DDRIG: Reassembling Art, Science, and Technology: Goldsmithing, and the Making of Objects during the Renaissance and its Impact on Modern Science and Technology

$250K USD

Funder National Science Foundation (US)
Recipient Organization Columbia University
Country United States
Start Date Apr 01, 2024
End Date Mar 31, 2026
Duration 729 days
Number of Grantees 2
Roles Principal Investigator; Co-Principal Investigator
Data Source National Science Foundation (US)
Grant ID 2341842
Grant Description

This Doctoral Dissertation Improvement Grant supports a project that focuses on some of the ubiquitous, essential, but overlooked pieces of everyday technologies and objects developed by goldsmiths during the Renaissance.

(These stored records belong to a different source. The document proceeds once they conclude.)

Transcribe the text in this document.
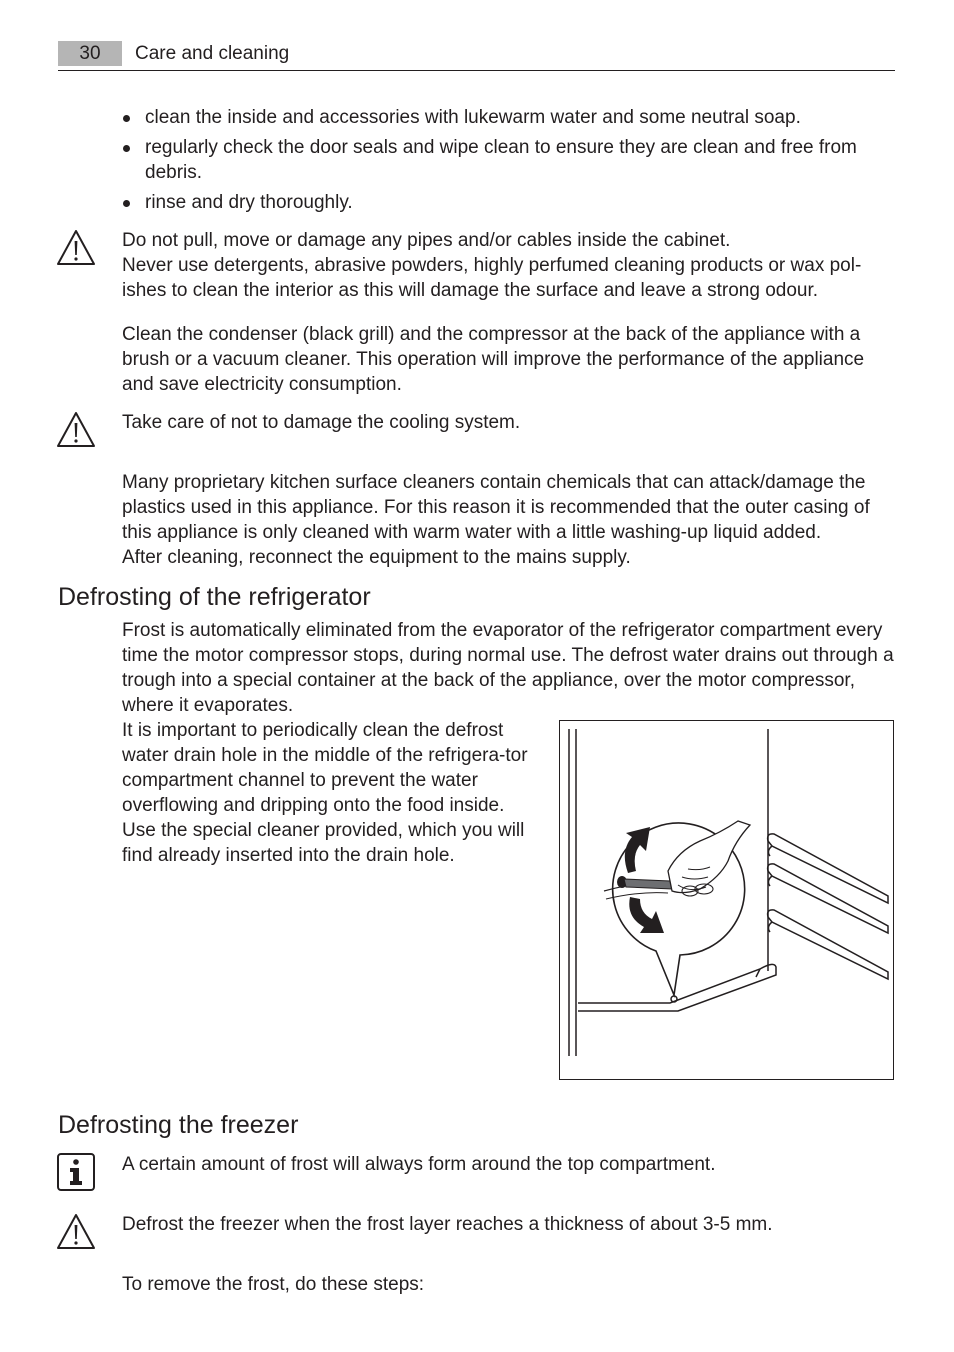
30	Care and cleaning
clean the inside and accessories with lukewarm water and some neutral soap.
regularly check the door seals and wipe clean to ensure they are clean and free from debris.
rinse and dry thoroughly.

Do not pull, move or damage any pipes and/or cables inside the cabinet.

Never use detergents, abrasive powders, highly perfumed cleaning products or wax pol-ishes to clean the interior as this will damage the surface and leave a strong odour.

Clean the condenser (black grill) and the compressor at the back of the appliance with a brush or a vacuum cleaner. This operation will improve the performance of the appliance and save electricity consumption.

Take care of not to damage the cooling system.

Many proprietary kitchen surface cleaners contain chemicals that can attack/damage the plastics used in this appliance. For this reason it is recommended that the outer casing of this appliance is only cleaned with warm water with a little washing-up liquid added.

After cleaning, reconnect the equipment to the mains supply.

Defrosting of the refrigerator

Frost is automatically eliminated from the evaporator of the refrigerator compartment every time the motor compressor stops, during normal use. The defrost water drains out through a trough into a special container at the back of the appliance, over the motor compressor, where it evaporates.

It is important to periodically clean the defrost water drain hole in the middle of the refrigera-tor compartment channel to prevent the water overflowing and dripping onto the food inside. Use the special cleaner provided, which you will find already inserted into the drain hole.

Defrosting the freezer

A certain amount of frost will always form around the top compartment.

Defrost the freezer when the frost layer reaches a thickness of about 3-5 mm.

To remove the frost, do these steps:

The focus is on how everyday technologies such as screws and other fastening technologies essential for metalworking were developed in the fifteenth and sixteenth centuries.

In doing so, this project aims to better understand everyday technologies in relation to the emergence of modern science, the industrial revolution, and technological advancements. This research hereby illustrates the key role everyday technologies for the advancement of science and technology, and for the development of modern society.

Through a combination of the hands-on and close study of museum objects and tools with an in-depth historical analysis of books, paintings, and other images, this project examines the role of goldsmiths in developing and using novel fastening technologies and techniques, and it will explore how such technological developments shed light on larger historical developments, including the rise of precision metalworking, scientific instrument-making, and industrial engineering; these developments were all crucial to the rise of modern science and the industrial revolution. The results of this project will be communicated through conference presentations, open-access publications, exhibitions, and undergraduate teaching.

This award reflects NSF's statutory mission and has been deemed worthy of support through evaluation using the Foundation's intellectual merit and broader impacts review criteria.